Avant d’être une affaire d’État, le renseignement est en premier lieu une affaire de l’État. La distinction résume implicitement l’ambition d’une histoire politique du secret dans la société et l’État, à l’épreuve des relations internationales.

Aussi cette étude a-t-elle pour objet une histoire générale des services spéciaux militaires, de l’autorité politique et des pouvoirs publics en France dans la mise en oeuvre de la sécurité nationale de 1918 à 1939. Si la chronologie s’étire d’une guerre à l’autre, de l’armistice du 11 novembre 1918 à la déclaration de la guerre en septembre 1939, les regards en amont de la guerre de 1914-1918 et sur l’histoire républicaine antérieure ont paru nécessaires. L’héritage de la Première Guerre mondiale est important pour appréhender ces mutations après 1918.

Le choix d’interrompre l’analyse en septembre 1939 donne son unité chronologique à l’étude. En effet, le temps de guerre projette, à la mobilisation, une organisation des services spéciaux militaires sensiblement différente de celle du temps de paix. En outre, cette chronologie n’est pas le fruit d’un caprice ou d’une inclination, mais de l’exploitation d’une partie notable des 1 300 cartons d’archives qui constituent le premier bloc d’archives internes des services spéciaux militaires entre 1914 et 1942 disponible pour les historiens.

Le pari de cette étude est autant archivistique que méthodologique. L’exploration structurelle des services secrets fut rendue possible aux historiens en France, à partir du milieu des années 1990, par l’ouverture exceptionnelle des archives internes des services spéciaux militaires de 1914 à 1942. Sans égales avant 1914 en dépit de la richesse des fonds nationaux et départementaux des archives françaises, ces sources n’auront sans doute pas d’équivalent pour l’après-1945, en dépit des attentes comblées par les fonds privés conservés par les archives publiques en France.

La réapparition des archives des services spéciaux militaires et de La République secrète la Sûreté générale autorise-t-elle à écrire une histoire raisonnée des services secrets, des pouvoirs publics et de l’État ? Elle est naturellement une condition objective d’un tel essai d’écriture. Elle en est la condition et elle en est le piège tout à la fois, qui ne peut être contourné que par le recours à des archives autres que celles des services secrets.

L’enquête historique doit prémunir d’une schizophrénie sécuritaire, car la surveillance des menées étrangères et la répression de la trahison par les services secrets militaires et policiers renvoient à l’obsession d’établir la sécurité à tout prix.

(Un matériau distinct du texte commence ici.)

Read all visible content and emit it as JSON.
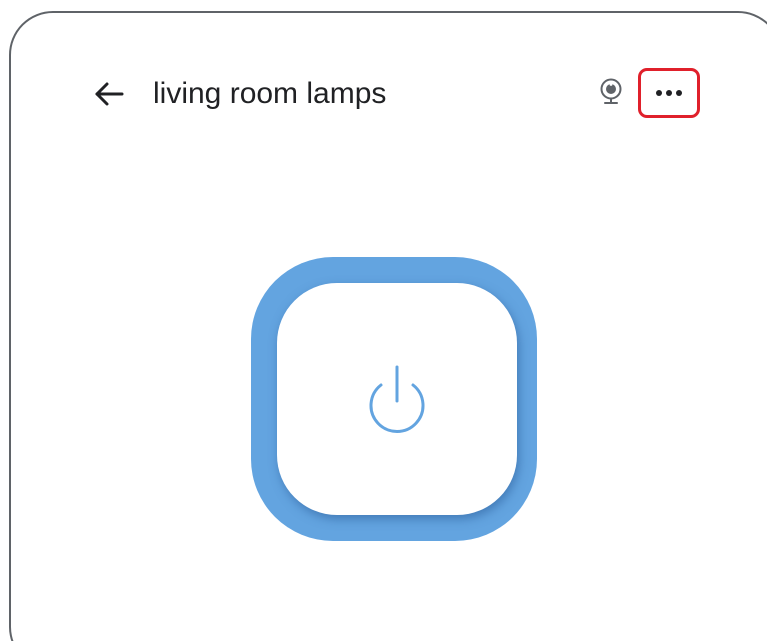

Ces archives génèrent un habituel effet d’écran avec la réalité. Le croisement avec d’autres fonds d’archives s’est donc révélé nécessaire. La collaboration fructueuse des archivistes et des historiens a rendu possible l’exploitation de ces archives . Les archives revenues de Moscou entre 1993 et 2000 ont fait l’objet d’un premier traitement et d’un inventaire partiel, quoique en quatre volumes . Dans le même temps, l’histoire de la police, notamment de la Sûreté générale, a déjà commencé de bénéficier de l’apport des archives nationales spoliées par l’Allemagne et la Russie, également restituées à la France dans les années 19904.

Ces archives, que certains n’hésiteraient pas à qualifier de « sensationnelles », permettent un regard raisonné et critique sur une administration de l’État qui ouvrait traditionnellement à l’histoire mieux connue du secret du roi, de la diplomatie royale ou de la police secrète, qu’à l’histoire contemporaine de l’État et de la société.

Progressivement, une génération de chercheurs attentifs à l’histoire de l’État et des pouvoirs publics, de ses corps administratifs et de ses agents s’est penchée sur l’histoire du secret. La principale approche consiste en une analyse des pratiques et des logiques du secret dans le fonctionnement de l’État.